What tastes better after a day of early spring yard work? We had fruit trees and raspberries to prune. By the time we were done, it was just starting to drizzle. It was just slightly chilly. To walk into the house and smell the chili in the crockpot was heavenly. Precooked beans and hamburger in the freezer make it a snap to mix up this meal. Simmer in the crockpot for a few hours or heat quickly on the stove top depending on the demands of your day. Any leftovers freeze well for lunch or dinner another day.

Quick and Easy Chili

½ lb hamburger
1 can condensed tomato soup
cup dried, minced onion
2 cups precooked red beans
1 tsp dried, minced garlic
2–3 tsp chili powder
2 Tbsp dehydrated green pepper
½ tsp dried basil
1 (14 oz) can diced tomatoes
¼ tsp black pepper

Combine all ingredients in a pan or slow cooker. Add water as needed to achieve desired consistency. Simmer for 15–20 minutes or until heated through and vegetables are tender. In a slow cooker, heat on low for 5–6 hours or on high for 2–3 hours.

I have a couple of cornbread recipes that I use. This one is very moist while my other one is more dry. It is all a matter of what you are in the mood for. This recipe calls for plain yogurt and bean puree to significantly lower the fat content.
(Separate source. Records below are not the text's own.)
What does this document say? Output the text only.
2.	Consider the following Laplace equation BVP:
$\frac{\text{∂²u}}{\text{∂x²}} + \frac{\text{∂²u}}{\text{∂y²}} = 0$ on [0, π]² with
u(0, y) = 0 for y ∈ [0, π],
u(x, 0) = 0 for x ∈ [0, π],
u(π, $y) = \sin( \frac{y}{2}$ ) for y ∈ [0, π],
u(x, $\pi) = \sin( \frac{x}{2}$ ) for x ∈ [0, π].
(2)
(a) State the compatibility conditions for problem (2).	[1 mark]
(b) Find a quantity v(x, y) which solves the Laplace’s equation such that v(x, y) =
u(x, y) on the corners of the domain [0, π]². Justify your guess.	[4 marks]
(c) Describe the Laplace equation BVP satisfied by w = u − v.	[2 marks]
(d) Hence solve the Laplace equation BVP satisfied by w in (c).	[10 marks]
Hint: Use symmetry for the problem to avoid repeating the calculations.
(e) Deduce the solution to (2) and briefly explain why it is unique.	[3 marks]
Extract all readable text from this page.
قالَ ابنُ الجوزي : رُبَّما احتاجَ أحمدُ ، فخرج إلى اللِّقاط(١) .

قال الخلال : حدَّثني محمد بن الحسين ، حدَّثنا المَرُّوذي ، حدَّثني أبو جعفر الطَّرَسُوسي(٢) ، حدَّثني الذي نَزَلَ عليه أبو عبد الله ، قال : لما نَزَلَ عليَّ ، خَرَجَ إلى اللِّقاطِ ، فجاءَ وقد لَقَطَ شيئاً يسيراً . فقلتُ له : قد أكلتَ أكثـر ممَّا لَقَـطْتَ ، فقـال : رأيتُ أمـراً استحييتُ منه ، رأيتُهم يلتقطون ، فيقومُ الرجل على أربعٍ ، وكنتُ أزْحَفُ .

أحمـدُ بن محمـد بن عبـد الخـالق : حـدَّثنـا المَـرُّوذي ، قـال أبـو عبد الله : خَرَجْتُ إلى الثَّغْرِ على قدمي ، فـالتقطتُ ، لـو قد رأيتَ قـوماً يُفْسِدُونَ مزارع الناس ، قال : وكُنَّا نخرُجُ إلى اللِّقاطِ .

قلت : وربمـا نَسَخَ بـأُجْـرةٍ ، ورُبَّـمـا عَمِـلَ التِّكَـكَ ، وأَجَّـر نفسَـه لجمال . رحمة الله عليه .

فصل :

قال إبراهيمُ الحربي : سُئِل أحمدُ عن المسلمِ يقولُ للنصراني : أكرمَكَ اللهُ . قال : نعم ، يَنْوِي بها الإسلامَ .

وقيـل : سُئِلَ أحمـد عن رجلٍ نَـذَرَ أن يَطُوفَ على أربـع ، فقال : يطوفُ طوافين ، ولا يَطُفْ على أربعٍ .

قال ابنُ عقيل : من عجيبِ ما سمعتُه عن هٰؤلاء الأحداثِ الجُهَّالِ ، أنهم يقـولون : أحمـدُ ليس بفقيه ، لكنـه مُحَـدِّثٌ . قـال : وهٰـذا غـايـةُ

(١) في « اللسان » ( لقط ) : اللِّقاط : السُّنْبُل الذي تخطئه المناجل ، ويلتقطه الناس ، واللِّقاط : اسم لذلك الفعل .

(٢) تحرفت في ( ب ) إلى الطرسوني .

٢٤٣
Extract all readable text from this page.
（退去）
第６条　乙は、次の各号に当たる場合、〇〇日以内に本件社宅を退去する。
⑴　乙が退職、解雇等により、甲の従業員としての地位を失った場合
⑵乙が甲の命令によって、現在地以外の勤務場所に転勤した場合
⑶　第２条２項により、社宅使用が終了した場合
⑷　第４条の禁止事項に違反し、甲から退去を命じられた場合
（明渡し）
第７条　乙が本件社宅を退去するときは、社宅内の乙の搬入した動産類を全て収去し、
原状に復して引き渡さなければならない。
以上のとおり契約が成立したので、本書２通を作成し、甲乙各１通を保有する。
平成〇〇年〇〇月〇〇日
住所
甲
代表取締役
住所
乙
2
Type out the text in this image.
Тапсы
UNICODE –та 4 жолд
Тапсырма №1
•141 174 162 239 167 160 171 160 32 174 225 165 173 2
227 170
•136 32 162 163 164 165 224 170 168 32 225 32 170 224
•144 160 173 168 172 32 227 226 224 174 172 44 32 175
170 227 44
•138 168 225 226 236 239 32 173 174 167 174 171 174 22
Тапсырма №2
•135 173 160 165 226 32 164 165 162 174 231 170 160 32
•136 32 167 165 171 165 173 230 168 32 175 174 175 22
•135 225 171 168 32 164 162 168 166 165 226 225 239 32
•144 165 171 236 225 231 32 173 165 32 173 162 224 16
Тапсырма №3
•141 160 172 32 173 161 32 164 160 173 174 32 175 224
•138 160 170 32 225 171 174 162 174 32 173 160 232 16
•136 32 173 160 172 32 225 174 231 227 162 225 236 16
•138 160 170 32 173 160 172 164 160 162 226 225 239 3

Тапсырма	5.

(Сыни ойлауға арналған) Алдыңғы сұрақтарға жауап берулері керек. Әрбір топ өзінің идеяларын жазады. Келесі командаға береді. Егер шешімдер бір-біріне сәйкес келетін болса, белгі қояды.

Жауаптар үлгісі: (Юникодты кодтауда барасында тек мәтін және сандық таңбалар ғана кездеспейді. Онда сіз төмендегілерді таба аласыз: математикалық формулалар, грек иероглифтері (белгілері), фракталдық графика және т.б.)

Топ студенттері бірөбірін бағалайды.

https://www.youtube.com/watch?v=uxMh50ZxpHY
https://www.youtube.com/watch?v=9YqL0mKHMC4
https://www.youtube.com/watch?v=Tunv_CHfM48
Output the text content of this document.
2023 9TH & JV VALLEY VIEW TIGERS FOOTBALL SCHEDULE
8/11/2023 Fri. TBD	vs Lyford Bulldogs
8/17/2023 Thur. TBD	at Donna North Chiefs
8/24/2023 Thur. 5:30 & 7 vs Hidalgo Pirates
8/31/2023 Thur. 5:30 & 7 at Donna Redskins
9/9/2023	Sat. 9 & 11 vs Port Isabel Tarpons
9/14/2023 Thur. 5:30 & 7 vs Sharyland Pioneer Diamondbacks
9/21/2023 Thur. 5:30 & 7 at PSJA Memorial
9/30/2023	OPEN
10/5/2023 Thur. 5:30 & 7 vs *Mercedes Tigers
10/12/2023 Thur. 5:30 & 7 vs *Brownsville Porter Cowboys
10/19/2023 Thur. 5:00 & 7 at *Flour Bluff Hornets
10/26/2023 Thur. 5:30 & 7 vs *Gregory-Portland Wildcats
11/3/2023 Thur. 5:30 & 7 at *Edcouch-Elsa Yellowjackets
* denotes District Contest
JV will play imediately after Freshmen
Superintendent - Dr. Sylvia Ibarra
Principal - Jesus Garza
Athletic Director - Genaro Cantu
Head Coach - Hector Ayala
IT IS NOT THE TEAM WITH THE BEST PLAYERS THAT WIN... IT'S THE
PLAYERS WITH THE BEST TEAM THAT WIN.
To learn more about making and using bean puree, click here. Enjoy!

Moist and Delicious Cornbread

2 cups all-purpose flour
2 cups plain yogurt
2 cups corn meal
¾ cup white bean puree
½ cup sugar
2 Tbsp oil
1 tsp baking soda
2 Tbsp honey
1 ½ tsp salt
¼ cup water

Combine the dry ingredients. Add the wet ingredients and mix just until moistened. Pour batter into a greased 9x13-inch pan and bake at 400° F for 20–25 minutes or until a toothpick comes out clean. You can cut the recipe in half and it fills an 8x8-inch pan. Bake for 15–20 minutes.